Twin Peaks: Fire Walk with Me (1992)

Twin Peaks: Fire Walk with Me (1992), directed by David Lynch.

Wherein we investigate the death of Teresa Banks and, one year later, the harrowing final week of Laura Palmer's life. Meant to be watched after the original series, or at the very least, after you know who killed Laura.

The first season was an international sensation, but the second season collapsed after the big plot reveal. Lynch was away and displeased with what was done with the show. The feature film was his chance to revisit that world, breaking the constraints of television, making it R-rated and even weirder.

I remember reading and writing vast volumes of obsessive speculation back then, most of it forgotten now. Is there a coherent single theory of Twin Peaks? I doubt it. Too many loose threads. Unexplained and perhaps unexplainable mysteries. Says Lynch: the movie is about "the loneliness, shame, guilt, confusion and devastation of the victim of incest. It also dealt with the torment of the father -- the war within him."

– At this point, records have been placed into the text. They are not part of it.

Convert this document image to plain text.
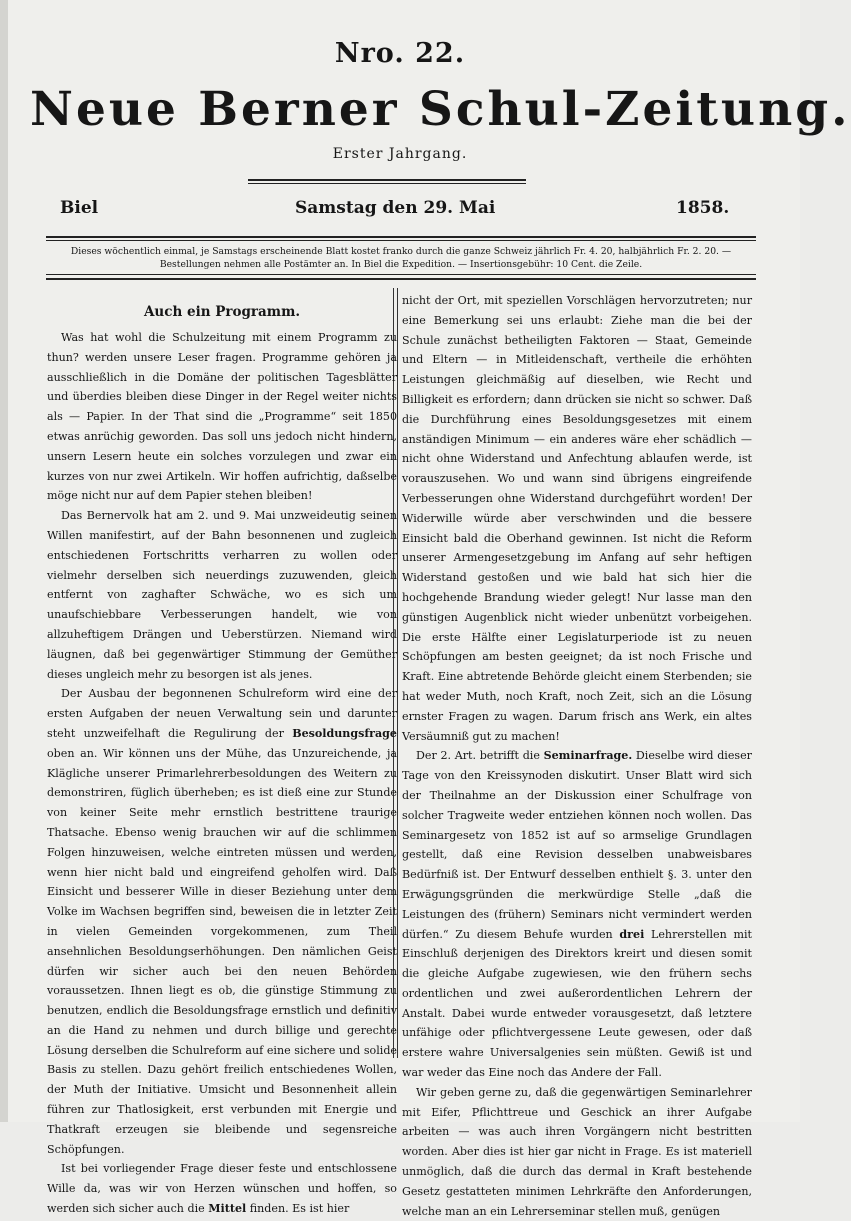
Nro. 22.
Neue Berner Schul-Zeitung.
Erster Jahrgang.
Biel	Samstag den 29. Mai	1858.
Dieses wöchentlich einmal, je Samstags erscheinende Blatt kostet franko durch die ganze Schweiz jährlich Fr. 4. 20, halbjährlich Fr. 2. 20. —
Bestellungen nehmen alle Postämter an. In Biel die Expedition. — Insertionsgebühr: 10 Cent. die Zeile.
Auch ein Programm.

Was hat wohl die Schulzeitung mit einem Programm zu thun? werden unsere Leser fragen. Programme gehören ja ausschließlich in die Domäne der politischen Tagesblätter und überdies bleiben diese Dinger in der Regel weiter nichts als — Papier. In der That sind die „Programme“ seit 1850 etwas anrüchig geworden. Das soll uns jedoch nicht hindern, unsern Lesern heute ein solches vorzulegen und zwar ein kurzes von nur zwei Artikeln. Wir hoffen aufrichtig, daßselbe möge nicht nur auf dem Papier stehen bleiben!

Das Bernervolk hat am 2. und 9. Mai unzweideutig seinen Willen manifestirt, auf der Bahn besonnenen und zugleich entschiedenen Fortschritts verharren zu wollen oder vielmehr derselben sich neuerdings zuzuwenden, gleich entfernt von zaghafter Schwäche, wo es sich um unaufschiebbare Verbesserungen handelt, wie von allzuheftigem Drängen und Ueberstürzen. Niemand wird läugnen, daß bei gegenwärtiger Stimmung der Gemüther dieses ungleich mehr zu besorgen ist als jenes.

Der Ausbau der begonnenen Schulreform wird eine der ersten Aufgaben der neuen Verwaltung sein und darunter steht unzweifelhaft die Regulirung der Besoldungsfrage oben an. Wir können uns der Mühe, das Unzureichende, ja Klägliche unserer Primarlehrerbesoldungen des Weitern zu demonstriren, füglich überheben; es ist dieß eine zur Stunde von keiner Seite mehr ernstlich bestrittene traurige Thatsache. Ebenso wenig brauchen wir auf die schlimmen Folgen hinzuweisen, welche eintreten müssen und werden, wenn hier nicht bald und eingreifend geholfen wird. Daß Einsicht und besserer Wille in dieser Beziehung unter dem Volke im Wachsen begriffen sind, beweisen die in letzter Zeit in vielen Gemeinden vorgekommenen, zum Theil ansehnlichen Besoldungserhöhungen. Den nämlichen Geist dürfen wir sicher auch bei den neuen Behörden voraussetzen. Ihnen liegt es ob, die günstige Stimmung zu benutzen, endlich die Besoldungsfrage ernstlich und definitiv an die Hand zu nehmen und durch billige und gerechte Lösung derselben die Schulreform auf eine sichere und solide Basis zu stellen. Dazu gehört freilich entschiedenes Wollen, der Muth der Initiative. Umsicht und Besonnenheit allein führen zur Thatlosigkeit, erst verbunden mit Energie und Thatkraft erzeugen sie bleibende und segensreiche Schöpfungen.

Ist bei vorliegender Frage dieser feste und entschlossene Wille da, was wir von Herzen wünschen und hoffen, so werden sich sicher auch die Mittel finden. Es ist hier

nicht der Ort, mit speziellen Vorschlägen hervorzutreten; nur eine Bemerkung sei uns erlaubt: Ziehe man die bei der Schule zunächst betheiligten Faktoren — Staat, Gemeinde und Eltern — in Mitleidenschaft, vertheile die erhöhten Leistungen gleichmäßig auf dieselben, wie Recht und Billigkeit es erfordern; dann drücken sie nicht so schwer. Daß die Durchführung eines Besoldungsgesetzes mit einem anständigen Minimum — ein anderes wäre eher schädlich — nicht ohne Widerstand und Anfechtung ablaufen werde, ist vorauszusehen. Wo und wann sind übrigens eingreifende Verbesserungen ohne Widerstand durchgeführt worden! Der Widerwille würde aber verschwinden und die bessere Einsicht bald die Oberhand gewinnen. Ist nicht die Reform unserer Armengesetzgebung im Anfang auf sehr heftigen Widerstand gestoßen und wie bald hat sich hier die hochgehende Brandung wieder gelegt! Nur lasse man den günstigen Augenblick nicht wieder unbenützt vorbeigehen. Die erste Hälfte einer Legislaturperiode ist zu neuen Schöpfungen am besten geeignet; da ist noch Frische und Kraft. Eine abtretende Behörde gleicht einem Sterbenden; sie hat weder Muth, noch Kraft, noch Zeit, sich an die Lösung ernster Fragen zu wagen. Darum frisch ans Werk, ein altes Versäumniß gut zu machen!

Der 2. Art. betrifft die Seminarfrage. Dieselbe wird dieser Tage von den Kreissynoden diskutirt. Unser Blatt wird sich der Theilnahme an der Diskussion einer Schulfrage von solcher Tragweite weder entziehen können noch wollen. Das Seminargesetz von 1852 ist auf so armselige Grundlagen gestellt, daß eine Revision desselben unabweisbares Bedürfniß ist. Der Entwurf desselben enthielt §. 3. unter den Erwägungsgründen die merkwürdige Stelle „daß die Leistungen des (frühern) Seminars nicht vermindert werden dürfen.“ Zu diesem Behufe wurden drei Lehrerstellen mit Einschluß derjenigen des Direktors kreirt und diesen somit die gleiche Aufgabe zugewiesen, wie den frühern sechs ordentlichen und zwei außerordentlichen Lehrern der Anstalt. Dabei wurde entweder vorausgesetzt, daß letztere unfähige oder pflichtvergessene Leute gewesen, oder daß erstere wahre Universalgenies sein müßten. Gewiß ist und war weder das Eine noch das Andere der Fall.

Wir geben gerne zu, daß die gegenwärtigen Seminarlehrer mit Eifer, Pflichttreue und Geschick an ihrer Aufgabe arbeiten — was auch ihren Vorgängern nicht bestritten worden. Aber dies ist hier gar nicht in Frage. Es ist materiell unmöglich, daß die durch das dermal in Kraft bestehende Gesetz gestatteten minimen Lehrkräfte den Anforderungen, welche man an ein Lehrerseminar stellen muß, genügen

Critics and audiences were unkind, but despite the bizzaro treatment and Lynchian self-indulgence, I like this one. If you were ever fascinated with his Twin Peaks creation, you can't help wanting to see more, to go in deeper, chase the mystery...

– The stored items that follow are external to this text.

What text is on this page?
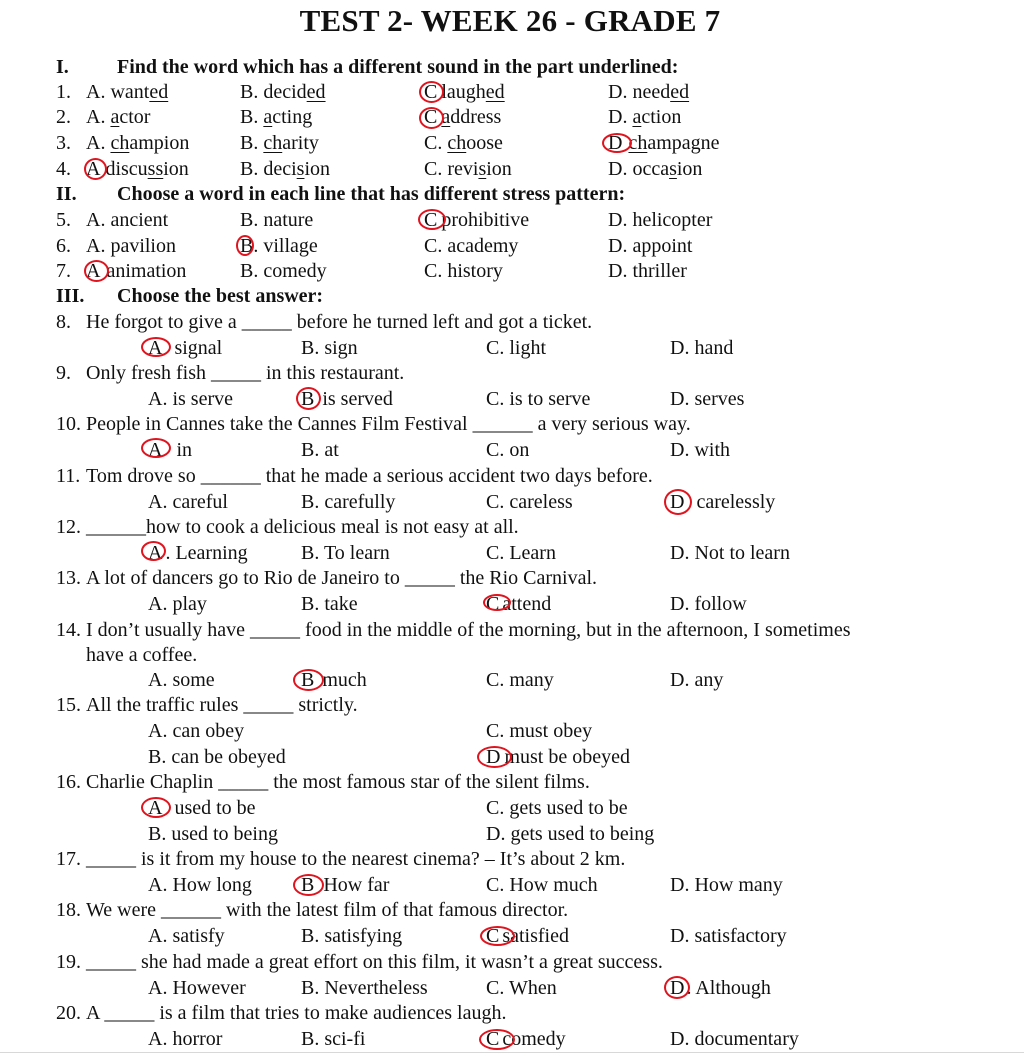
TEST 2- WEEK 26 - GRADE 7
I. Find the word which has a different sound in the part underlined:
1. A. wanted	B. decided	C laughed	D. needed
2. A. actor	B. acting	C address	D. action
3. A. champion	B. charity	C. choose	D champagne
4. A discussion	B. decision	C. revision	D. occasion
II. Choose a word in each line that has different stress pattern:
5. A. ancient	B. nature	C prohibitive	D. helicopter
6. A. pavilion	B. village	C. academy	D. appoint
7. A animation	B. comedy	C. history	D. thriller
III. Choose the best answer:
8. He forgot to give a _____ before he turned left and got a ticket.
A signal	B. sign	C. light	D. hand
9. Only fresh fish _____ in this restaurant.
A. is serve	B is served	C. is to serve	D. serves
10. People in Cannes take the Cannes Film Festival ______ a very serious way.
A in	B. at	C. on	D. with
11. Tom drove so ______ that he made a serious accident two days before.
A. careful	B. carefully	C. careless	D carelessly
12. ______how to cook a delicious meal is not easy at all.
A . Learning	B. To learn	C. Learn	D. Not to learn
13. A lot of dancers go to Rio de Janeiro to _____ the Rio Carnival.
A. play	B. take	C attend	D. follow
14. I don’t usually have _____ food in the middle of the morning, but in the afternoon, I sometimes
have a coffee.
A. some	B much	C. many	D. any
15. All the traffic rules _____ strictly.
A. can obey	C. must obey
B. can be obeyed	D must be obeyed
16. Charlie Chaplin _____ the most famous star of the silent films.
A used to be	C. gets used to be
B. used to being	D. gets used to being
17. _____ is it from my house to the nearest cinema? – It’s about 2 km.
A. How long B How far	C. How much	D. How many
18. We were ______ with the latest film of that famous director.
A. satisfy	B. satisfying	C satisfied	D. satisfactory
19. _____ she had made a great effort on this film, it wasn’t a great success.
A. However	B. Nevertheless	C. When	D . Although
20. A _____ is a film that tries to make audiences laugh.
A. horror	B. sci-fi	C comedy	D. documentary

...until you think: "You know, mental illness is sad and frightening. Maybe I don't want to pursue this any further". That's a scary movie.

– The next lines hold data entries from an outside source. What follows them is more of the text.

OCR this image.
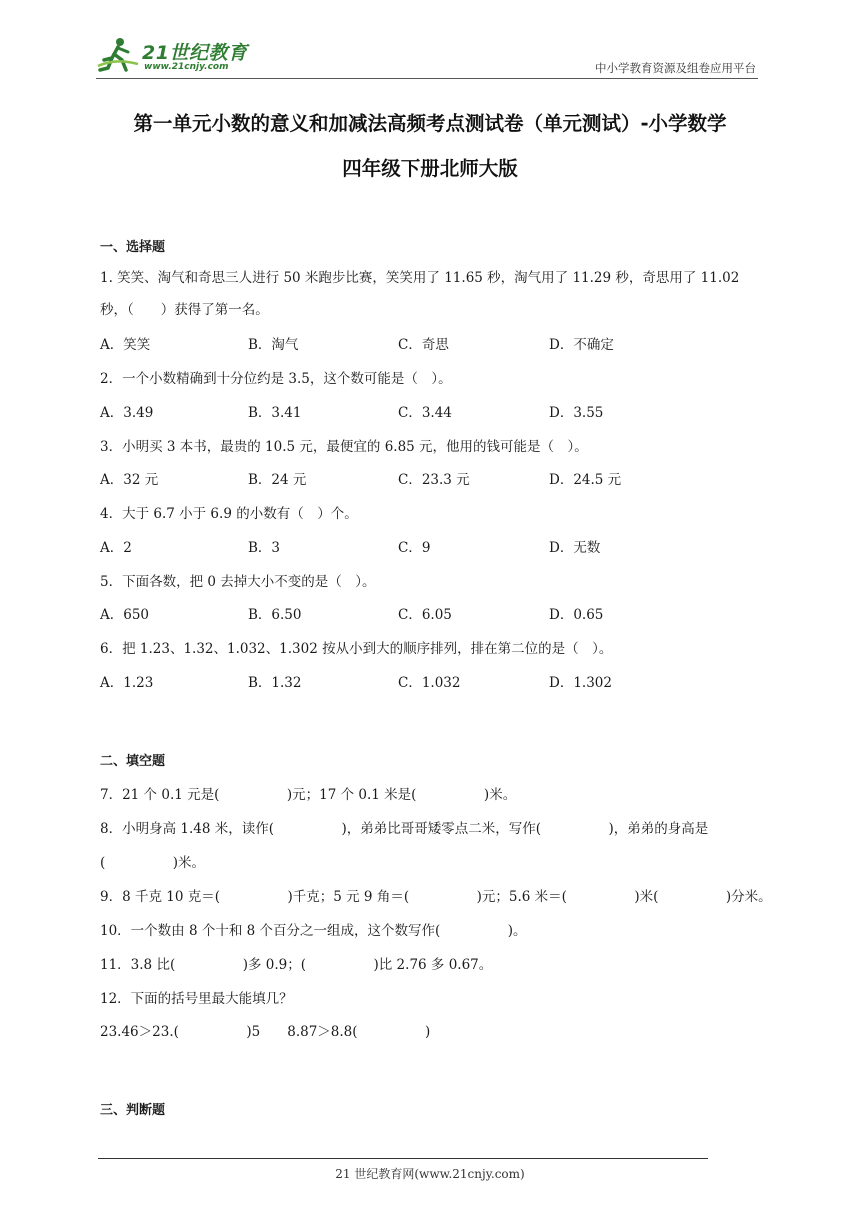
21世纪教育
www.21cnjy.com	中小学教育资源及组卷应用平台
第一单元小数的意义和加减法高频考点测试卷（单元测试）-小学数学
四年级下册北师大版
一、选择题
1. 笑笑、淘气和奇思三人进行 50 米跑步比赛，笑笑用了 11.65 秒，淘气用了 11.29 秒，奇思用了 11.02
秒，（　　）获得了第一名。
A．笑笑	B．淘气	C．奇思	D．不确定
2．一个小数精确到十分位约是 3.5，这个数可能是（　）。
A．3.49	B．3.41	C．3.44	D．3.55
3．小明买 3 本书，最贵的 10.5 元，最便宜的 6.85 元，他用的钱可能是（　）。
A．32 元	B．24 元	C．23.3 元	D．24.5 元
4．大于 6.7 小于 6.9 的小数有（　）个。
A．2	B．3	C．9	D．无数
5．下面各数，把 0 去掉大小不变的是（　）。
A．650	B．6.50	C．6.05	D．0.65
6．把 1.23、1.32、1.032、1.302 按从小到大的顺序排列，排在第二位的是（　）。
A．1.23	B．1.32	C．1.032	D．1.302
二、填空题
7．21 个 0.1 元是(　　　　　)元；17 个 0.1 米是(　　　　　)米。
8．小明身高 1.48 米，读作(　　　　　)，弟弟比哥哥矮零点二米，写作(　　　　　)，弟弟的身高是
(　　　　　)米。
9．8 千克 10 克＝(　　　　　)千克；5 元 9 角＝(　　　　　)元；5.6 米＝(　　　　　)米(　　　　　)分米。
10．一个数由 8 个十和 8 个百分之一组成，这个数写作(　　　　　)。
11．3.8 比(　　　　　)多 0.9；(　　　　　)比 2.76 多 0.67。
12．下面的括号里最大能填几？
23.46＞23.(　　　　　)5　　8.87＞8.8(　　　　　)
三、判断题
21 世纪教育网(www.21cnjy.com)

We see many episodes in Laura Palmer's road to ruin, partly self-destruction and partly due to demonic forces beyond her control. The final minutes build to scenes both horrific and amazing, with poor Ronette begging God's forgiveness in the rail car and an angel appearing to release her. Then another angel (and a different actress) appears to Dale and Laura in the Red Room, and they seem happy. I don't know what it means. Lynch often ends with a glimpse of Heaven.


Available on Blu-ray, disc 9 in "The Entire Mystery" box set.

As an outstanding extra we have 90 minutes of high-quality deleted scenes. I think it was proper not to try to insert them into an extended cut, but they fill in some spaces and let us visit that world yet one more time.